The raspberry pi is a great tool for making time lapse videos. I like to use a weatherproof USB webcam with night mode. This lets me put the camera in the best location (Example: up on the tree) and have the raspberry pi and power source somewhere more convenient for access (Example: bottom of the tree).
The only problem with this is that there is an issue with the webcam, the driver, or the fswebcam program that causes it to sometimes capture blank images. For me this is about 25% of my images when running this command:
fswebcam -r 1280x720 /home/pi/photos/$DATE.jpg
Now, some say that skipping a few frames will help to stabilize the image before capture:
fswebcam -S 30 -r 1280x720 /home/pi/photos/$DATE.jpg
It improves things a bit, but I still get way too many blank frames. So I try capturing multiple frames:
fswebcam -S 20 -F 2 -r 1280x720 /home/pi/photos/$DATE.jpg
Well now I have a motion blur problem, along with poor exposure control for some reason. I suspect when it captures one black frame and one image they get overlapped and the image looks dark.
Here is my solution, webcam.sh:
#!/bin/bash
#set min file size
minSize=50000
#set file name
DATE=$(date +"%s")
#set 0 to the initial file size so the loop starts without errors
fileSize=0
#take photos until a suitable file size is generated
while (( fileSize < minSize ));
do
fswebcam -S 20 -r 1280x720 /home/pi/photos/$DATE.jpg
sleep 1
fileSize=$(stat -c%s /home/pi/photos/$DATE.jpg)
done
Call the script by crontab every 15 minutes, or whatever you desire:
*/15 * * * * /home/pi/webcam.sh 2>&1
The script attempts to take a picture and then checks the size of the output.

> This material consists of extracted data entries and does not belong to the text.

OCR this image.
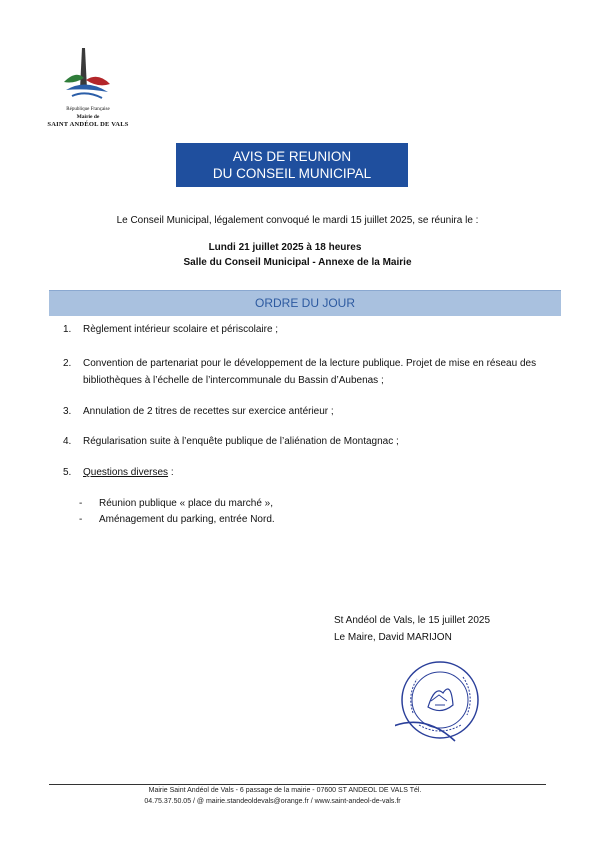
République Française
Mairie de
SAINT ANDÉOL DE VALS
AVIS DE REUNION
DU CONSEIL MUNICIPAL
Le Conseil Municipal, légalement convoqué le mardi 15 juillet 2025, se réunira le :
Lundi 21 juillet 2025 à 18 heures
Salle du Conseil Municipal - Annexe de la Mairie
ORDRE DU JOUR
1. Règlement intérieur scolaire et périscolaire ;
2. Convention de partenariat pour le développement de la lecture publique. Projet de mise en réseau des bibliothèques à l’échelle de l’intercommunale du Bassin d’Aubenas ;
3. Annulation de 2 titres de recettes sur exercice antérieur ;
4. Régularisation suite à l’enquête publique de l’aliénation de Montagnac ;
5. Questions diverses :
- Réunion publique « place du marché »,
- Aménagement du parking, entrée Nord.
St Andéol de Vals, le 15 juillet 2025
Le Maire, David MARIJON
Mairie Saint Andéol de Vals - 6 passage de la mairie - 07600 ST ANDEOL DE VALS Tél.
04.75.37.50.05 / @ mairie.standeoldevals@orange.fr / www.saint-andeol-de-vals.fr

If the size is less than your threshold it will try to take a new picture and overwrite it. The script continues doing this until an acceptable size image is captured. Note that the time in the file name will be off by however many seconds it takes to capture a good image, in practice it's usually just a few seconds so I don't care. If that's important to you the script could be fixed easily.
You will have to experiment to find the correct threshold size. For me, good daytime images are about 1MB, good nighttime images are about 200kB, and black junk frames are about 40kB - so I set my threshold for a "good" picture to be 50kB. Obviously if you change the resolution or anything else you'll have to adjust that setting.